Now you need wristpinners (Adil Rashid, Imran Tahir) or mystery spinners (Sunil Narine) or unusual actions (Jasprit Bumrah) or sheer pace (Starc, Kagiso Rabada) to succeed in limited-overs cricket. Test bowlers are understandably frustrated. Ashwin is one of those to have seen it coming from a mile. In an interview with ESPNcricinfo last year, he spoke candidly of how spinners were shortening their lengths and that "six well-constructed bad balls (in the traditional sense)" could be the way forward in T20s. Every passing day, ODIs move a step closer to T20s. Each such step is another one away from Test cricket.

However, this is not an era in which to consider Andrew Tye's knuckle ball any less of a skill than Philander's proud upright seam. Both need support: one man from an over-adventurous batsman who doesn't watch the release closely enough and the other from the conditions and the quality of the ball.

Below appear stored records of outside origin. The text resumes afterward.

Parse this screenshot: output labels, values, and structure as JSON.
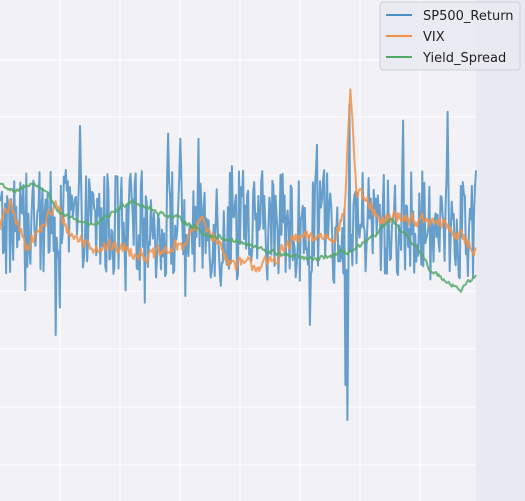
{
  "chart_data": {
    "type": "line",
    "title": "",
    "xlabel": "",
    "ylabel": "",
    "grid": true,
    "legend_position": "top-right",
    "x_range": [
      0,
      470
    ],
    "y_range": [
      -2.5,
      2.5
    ],
    "series": [
      {
        "name": "SP500_Return",
        "color": "#4c8fc3",
        "noise": 0.55,
        "spikes": [
          [
            55,
            -0.9
          ],
          [
            65,
            0.75
          ],
          [
            306,
            -0.8
          ],
          [
            341,
            -1.4
          ],
          [
            343,
            -1.75
          ],
          [
            345,
            1.4
          ],
          [
            350,
            0.5
          ]
        ]
      },
      {
        "name": "VIX",
        "color": "#f0924a",
        "noise": 0.12,
        "anchors": [
          [
            0,
            0.2
          ],
          [
            10,
            0.4
          ],
          [
            25,
            0.0
          ],
          [
            40,
            0.15
          ],
          [
            55,
            0.4
          ],
          [
            70,
            0.1
          ],
          [
            90,
            0.0
          ],
          [
            130,
            -0.05
          ],
          [
            150,
            -0.12
          ],
          [
            180,
            0.0
          ],
          [
            200,
            0.25
          ],
          [
            230,
            -0.2
          ],
          [
            265,
            -0.2
          ],
          [
            290,
            0.05
          ],
          [
            330,
            0.1
          ],
          [
            340,
            0.3
          ],
          [
            346,
            1.6
          ],
          [
            352,
            0.5
          ],
          [
            365,
            0.4
          ],
          [
            375,
            0.2
          ],
          [
            390,
            0.3
          ],
          [
            410,
            0.25
          ],
          [
            440,
            0.2
          ],
          [
            470,
            -0.05
          ]
        ]
      },
      {
        "name": "Yield_Spread",
        "color": "#55a868",
        "noise": 0.04,
        "anchors": [
          [
            0,
            0.62
          ],
          [
            15,
            0.52
          ],
          [
            30,
            0.62
          ],
          [
            45,
            0.55
          ],
          [
            60,
            0.3
          ],
          [
            75,
            0.25
          ],
          [
            95,
            0.2
          ],
          [
            115,
            0.35
          ],
          [
            130,
            0.45
          ],
          [
            150,
            0.35
          ],
          [
            180,
            0.25
          ],
          [
            205,
            0.1
          ],
          [
            230,
            0.05
          ],
          [
            260,
            -0.05
          ],
          [
            290,
            -0.12
          ],
          [
            310,
            -0.15
          ],
          [
            330,
            -0.1
          ],
          [
            350,
            -0.05
          ],
          [
            365,
            0.05
          ],
          [
            375,
            0.15
          ],
          [
            385,
            0.25
          ],
          [
            395,
            0.15
          ],
          [
            410,
            0.0
          ],
          [
            425,
            -0.25
          ],
          [
            440,
            -0.35
          ],
          [
            455,
            -0.45
          ],
          [
            470,
            -0.3
          ]
        ]
      }
    ]
  }
}
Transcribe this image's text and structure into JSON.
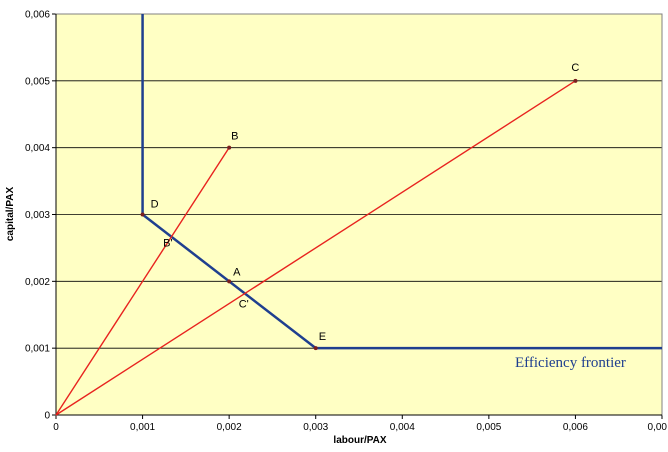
{
  "chart_data": {
    "type": "line",
    "xlabel": "labour/PAX",
    "ylabel": "capital/PAX",
    "xlim": [
      0,
      0.007
    ],
    "ylim": [
      0,
      0.006
    ],
    "x_ticks": [
      "0",
      "0,001",
      "0,002",
      "0,003",
      "0,004",
      "0,005",
      "0,006",
      "0,00"
    ],
    "y_ticks": [
      "0",
      "0,001",
      "0,002",
      "0,003",
      "0,004",
      "0,005",
      "0,006"
    ],
    "grid": "horizontal",
    "series": [
      {
        "name": "Efficiency frontier",
        "color": "#1f3f8f",
        "points": [
          [
            0.001,
            0.006
          ],
          [
            0.001,
            0.003
          ],
          [
            0.003,
            0.001
          ],
          [
            0.007,
            0.001
          ]
        ]
      },
      {
        "color": "#e8231f",
        "points": [
          [
            0,
            0
          ],
          [
            0.002,
            0.004
          ]
        ]
      },
      {
        "color": "#e8231f",
        "points": [
          [
            0,
            0
          ],
          [
            0.006,
            0.005
          ]
        ]
      }
    ],
    "labeled_points": [
      {
        "label": "B",
        "x": 0.002,
        "y": 0.004,
        "marker": true
      },
      {
        "label": "C",
        "x": 0.006,
        "y": 0.005,
        "marker": true
      },
      {
        "label": "D",
        "x": 0.001,
        "y": 0.003,
        "marker": true
      },
      {
        "label": "A",
        "x": 0.002,
        "y": 0.002,
        "marker": true
      },
      {
        "label": "E",
        "x": 0.003,
        "y": 0.001,
        "marker": true
      },
      {
        "label": "B'",
        "x": 0.00133,
        "y": 0.00267,
        "marker": false
      },
      {
        "label": "C'",
        "x": 0.00218,
        "y": 0.00182,
        "marker": false
      }
    ],
    "frontier_label": "Efficiency frontier"
  },
  "colors": {
    "plot_background": "#ffffc4",
    "frontier": "#1f3f8f",
    "rays": "#e8231f",
    "point_marker": "#7b1f1f"
  }
}
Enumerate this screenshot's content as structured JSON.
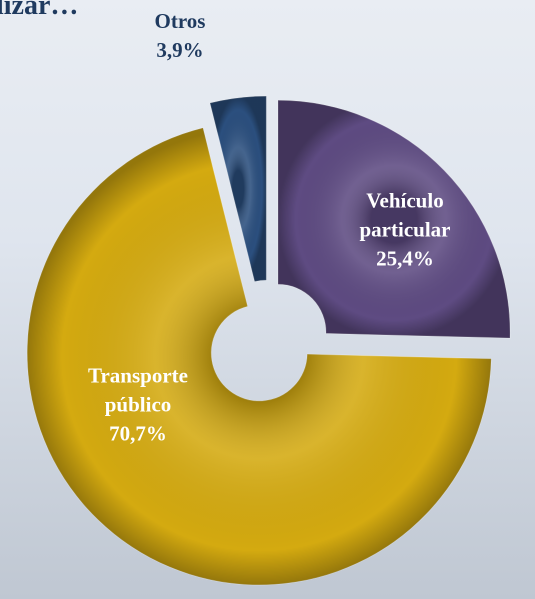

What does it leave the Test bowlers with? Apart from Starc, none of the top 10 since the last World Cup is hot property in T20 franchise cricket. To some of them, perhaps a break is essential if they are to keep performing in Test cricket, for its excess has become its biggest enemy. When Wasim and Waqar and Warne ruled both the formats in the 1990s, the world played 347 Tests in the decade. Already 330 Tests have been played in the 2010s. With a whole new format and a new business of franchise cricket competing for space, how much time does it leave the Test bowlers to recuperate and then begin adapting to the demands of shorter formats? If bowlers like Starc, Mohammed Shami and Pat Cummins haven't done more in both formats, it's because it is way more difficult for a fast bowler to stay fit today.

Imagine the next year if the trend continues. India start it with a tour to South Africa, then go to England, and end it in Australia. Playing two spinners might be a luxury in all three countries. It is possible India won't play any home Tests. It is possible Ashwin and Jadeja might continue to be "rested" in limited-overs cricket. We are staring at the possibility of one of the Nos 2 and 3 Test bowlers playing no or very little international cricket for a whole year. With only batsmen playing all formats, you can stop expecting bowler captains in international cricket. Bowlers like Rabada and Starc might have the goods for all formats, but remaining fit will be their big challenge.

It seems others might just have to choose between the money of limited-overs cricket or the historical relevance of Tests, a choice far fewer batsmen have to make.